Differentially expressed genes stored

Let’s make an object to store all the information for our list of significantly differentially expressed genes. We will use a threshold of an adjusted p-value < 0.05 and a logFC > 1.

sigGenesLimma <- which(tt$adj.P.Val <= 0.05 & (abs(tt$logFC) > log2(2)))
length(sigGenesLimma)
[1] 1891
# 1891

Keep only gene IDs in tt that match vector index positions in sigGenesLimma, and reassign sigGenesLimma with these gene IDs:

sigGenesLimma <- tt[sigGenesLimma, ]

Differentially expressed gene lists

To recap, we’ve now produced two lists of differentially expressed genes - one produced with the Limma method (called sigGenesLimma), one with DESeq2 (called resPadjLogFC). In both cases we used the same threshold for statistical significance (adjusted p-value < 0.05, using the FDR correction) and biological significance (logFC more than 1 or less than negative 1, which is equivalent to a doubling or halving gene expression). In our run-through, Limma identified 1,891 differentially expressed genes, while DESeq2 identified 1,830 genes.

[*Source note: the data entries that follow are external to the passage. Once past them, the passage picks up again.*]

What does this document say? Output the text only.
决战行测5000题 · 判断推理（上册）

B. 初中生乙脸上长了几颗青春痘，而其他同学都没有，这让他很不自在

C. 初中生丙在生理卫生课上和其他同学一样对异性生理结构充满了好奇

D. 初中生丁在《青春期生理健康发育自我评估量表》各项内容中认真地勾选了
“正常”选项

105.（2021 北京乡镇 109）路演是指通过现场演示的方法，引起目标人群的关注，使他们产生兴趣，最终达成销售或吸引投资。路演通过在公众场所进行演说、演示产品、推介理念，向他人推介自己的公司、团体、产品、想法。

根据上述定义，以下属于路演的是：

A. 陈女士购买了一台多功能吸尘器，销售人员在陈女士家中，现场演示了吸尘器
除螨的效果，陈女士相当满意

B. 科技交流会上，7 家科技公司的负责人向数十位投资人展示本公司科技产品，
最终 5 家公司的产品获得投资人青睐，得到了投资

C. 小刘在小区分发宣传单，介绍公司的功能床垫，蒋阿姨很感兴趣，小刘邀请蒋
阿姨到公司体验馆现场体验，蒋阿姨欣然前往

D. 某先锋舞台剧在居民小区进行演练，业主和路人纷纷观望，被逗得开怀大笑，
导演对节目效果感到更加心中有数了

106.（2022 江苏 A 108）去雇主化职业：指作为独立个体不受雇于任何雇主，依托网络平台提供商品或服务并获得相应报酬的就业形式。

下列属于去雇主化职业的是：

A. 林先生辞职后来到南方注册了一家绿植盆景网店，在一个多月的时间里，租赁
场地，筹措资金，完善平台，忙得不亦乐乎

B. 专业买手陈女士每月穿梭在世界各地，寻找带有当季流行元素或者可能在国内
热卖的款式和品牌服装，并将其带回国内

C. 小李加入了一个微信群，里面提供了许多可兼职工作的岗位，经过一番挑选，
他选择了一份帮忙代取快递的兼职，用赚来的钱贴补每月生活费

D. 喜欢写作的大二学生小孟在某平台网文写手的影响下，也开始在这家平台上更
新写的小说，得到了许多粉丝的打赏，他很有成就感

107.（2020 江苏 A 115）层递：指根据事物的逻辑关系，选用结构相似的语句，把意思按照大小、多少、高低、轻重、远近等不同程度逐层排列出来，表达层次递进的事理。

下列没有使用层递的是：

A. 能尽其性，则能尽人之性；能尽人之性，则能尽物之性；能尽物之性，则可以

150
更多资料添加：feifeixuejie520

These numbers are very similar, but what’s the actual overlap between these two groups? A venn diagram is an easy way to visualise the relationship between the two groups. First, load the gplots library which we will use for making venn diagrams. Create an object, which we will call setlist, that lists the two gene sets (in our case, this will be the rownames of the objects we created with Limma and DESeq2). Finally, use the venn() function to create a venn diagram.

# BiocManager::install("gplots")
library(gplots)

setlist <- list(Limma = rownames(sigGenesLimma), 
                DESeq2 = rownames(resPadjLogFC))

venn(setlist)

This is very strong concordance between our two methods and gives us high confidence in our approach. At this point you could take the overlap (n = 1799 genes), take all genes (n = 1799 + 31 + 92), or take genes from just one method (more relevant if one method was conservative compared to the other). Exactly how you resolve this step will depend on the exact shape of your venn diagram and your context.

For simplicity, we will take the list of genes identified by limma, which we saved earlier as a tt RData object, and then see in the next episode how we can derive meaningful biological information from this long list of genes.